Bien rares sont les personnalités de droite à s’opposer à cette lente glissade qui a conduit, par exemple, l’ex-patron de LR Éric Ciotti à s’allier à Marine Le Pen aux dernières élections législatives. « « J’ai été toujours de cette ligne de refuser tout glissement vers cette tentation identitaire, de la surenchère et des extrêmes », assure ainsi Dominique de Villepin, qui s’est longuement fait applaudir lors de la dernière Fête de l’Humanité, après un discours offensif en faveur du droit des Palestiniens à disposer d’un État.
« Retrouver la sérénité avec l’Algérie »
Selon lui, la politique d’immigration menée actuellement en France est « très largement déclaratoire ». « Elle s’est très largement contentée d’incantations sur “On va renvoyer les OQTF” », tacle-t-il, là encore en visant Bruno Retailleau, qui assumait de vouloir mettre en place un rapport de forces avec l’Algérie pour qu’elle reprenne une soixantaine de ses concitoyens qui ont l’obligation de quitter le territoire.

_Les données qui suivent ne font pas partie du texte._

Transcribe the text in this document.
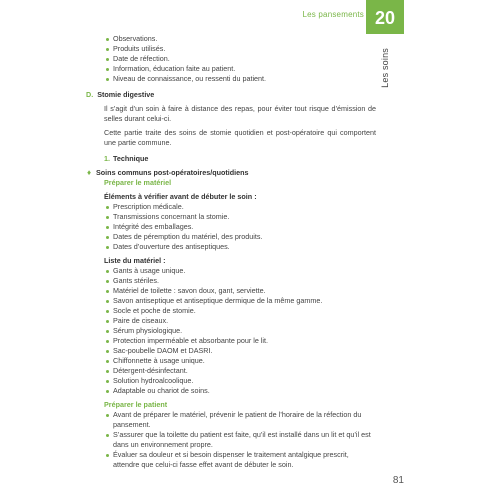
Les pansements 20
Les soins
Observations.
Produits utilisés.
Date de réfection.
Information, éducation faite au patient.
Niveau de connaissance, ou ressenti du patient.
D. Stomie digestive
Il s’agit d’un soin à faire à distance des repas, pour éviter tout risque d’émission de selles durant celui-ci.
Cette partie traite des soins de stomie quotidien et post-opératoire qui comportent une partie commune.
1. Technique
♦ Soins communs post-opératoires/quotidiens
Préparer le matériel
Éléments à vérifier avant de débuter le soin :
Prescription médicale.
Transmissions concernant la stomie.
Intégrité des emballages.
Dates de péremption du matériel, des produits.
Dates d’ouverture des antiseptiques.
Liste du matériel :
Gants à usage unique.
Gants stériles.
Matériel de toilette : savon doux, gant, serviette.
Savon antiseptique et antiseptique dermique de la même gamme.
Socle et poche de stomie.
Paire de ciseaux.
Sérum physiologique.
Protection imperméable et absorbante pour le lit.
Sac-poubelle DAOM et DASRI.
Chiffonnette à usage unique.
Détergent-désinfectant.
Solution hydroalcoolique.
Adaptable ou chariot de soins.
Préparer le patient
Avant de préparer le matériel, prévenir le patient de l’horaire de la réfection du pansement.
S’assurer que la toilette du patient est faite, qu’il est installé dans un lit et qu’il est dans un environnement propre.
Évaluer sa douleur et si besoin dispenser le traitement antalgique prescrit, attendre que celui-ci fasse effet avant de débuter le soin.
81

Sans y parvenir. Le ministre a même été dessaisi du dossier, au profit de son collègue des Affaires étrangères Jean-Noël Barrot.
Plus globalement, l’ancien secrétaire général de l’Élysée s’aventure pour la première fois sur des terrains nouveaux. Ainsi, la parution de son essai est l’occasion de détailler sa vision de la société sur des thèmes comme la lutte contre le changement climatique ou la défense de la « justice sociale ». Il propose notamment d’inscrire la « neutralité carbone » dans la Constitution, de « désinvestir ce qui est toxique » et de « mettre fin à l’exploitation aveugle des ressources ». Son but : « non pas interdire mais planifier ».
Une démarche qui ressemble fort à une ébauche de campagne présidentielle. Les rumeurs qui entourent une éventuelle candidature en 2027 amusent le principal intéressé, qui ne cesse d’entretenir le flou. « Mon premier devoir, c’est de faire en sorte d’apporter jusqu’au bout la contribution qui est la mienne », écrit-il dans son livre, usant là d’une formule alambiquée dont il raffole. Il assure tout de même vouloir mener « un combat existentiel pour la démocratie et la République », tout en reconnaissant franchir, avec cet essai, « un engagement supplémentaire, à l’évidence ».